# Electrical Apprenticeship Aptitude test



## kmox (Mar 15, 2010)

I am getting ready to write the Ibew Electrical apprenticeship aptitude test later this month at my local hall (local 530) and was wondering what If any info is out there to study from.I am live In ontario canada, and have found Ibew study materal posted onthis site but It was from the states. Are all Ibew atitude test the same or do they differ from state to state and country to country.

Thanks in advance from any help.


----------



## running dummy (Mar 19, 2009)

I am assuming they differ slightly from state to state but i cant 100% verify that. My reccomendations are to study algebra a lot. The apititude test is to test your basic problem solving skills not necessarily electrical knowledge (thats why you are joining). Keep finding more practice aptitude tests and do as many as possible and you should be fine.


----------



## RyanB (Jul 14, 2009)

You should be able to get study material directly from the hall.


----------



## knomore (Mar 21, 2010)

The test you are going to take is the same across all JATC's. (as far as I can tell) It spans the entire curriculum that is taught to each apprentice who comes up through our apprenticeship program. It's designed to indicate at what level you are, if you test out as a journeyman then you have no problem, but if you test out as a second year you might be asked to enter the apprenticeship program at that level. 

The test itself is fairly basic, but you do need to be a electrician with some training in order to pass it. It will cover everything from tool identification, and material, to pipe bending, dc theory, ac theory, advanced ac theory (capacitative and inductive circuits), knots, hand signals, motors, transformers, wire pulling, safety, and code.

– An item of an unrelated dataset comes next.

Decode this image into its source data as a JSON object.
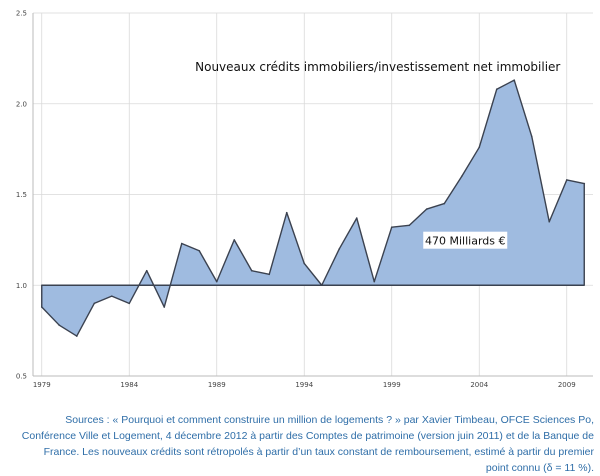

I can guarantee that no matter how much you prepare you will find yourself thinking that you don't know as much as you thought you did when you take this test. I would suggest brushing up on knots, hand signals, and your understand of series and parallel IC circuits. If your not good with motors and transformers that would be a good thing to study as well, know the formulas and construction specs... 

The test is fairly long at roughly 400 questions, and taking almost 8 hours to complete. It's scored in a really weird way, and if you fail one section (ie. hand signals) you won't fail completely, but if you fail a whole section (ie. third year content) your boned.


----------



## lochreas (Mar 25, 2010)

knomore said:


> The test you are going to take is the same across all JATC's. (as far as I can tell) It spans the entire curriculum that is taught to each apprentice who comes up through our apprenticeship program. It's designed to indicate at what level you are, if you test out as a journeyman then you have no problem, but if you test out as a second year you might be asked to enter the apprenticeship program at that level.
> 
> The test itself is fairly basic, but you do need to be a electrician with some training in order to pass it. It will cover everything from tool identification, and material, to pipe bending, dc theory, ac theory, advanced ac theory (capacitative and inductive circuits), knots, hand signals, motors, transformers, wire pulling, safety, and code.
> 
> ...


I do believe you are talking about the Test that the Hall gives you if you already hold a license or have experience working in electrical. At least that's how it is here in Houston. You take that test and you can become a certain level of what we call IJ (intermediate journeyman) and you get a percentage of what a journeyman makes.

The test he is talking about is the aptitude test to get into the apprenticeship program and from what I've heard from other people, they should all be fairly similar.


----------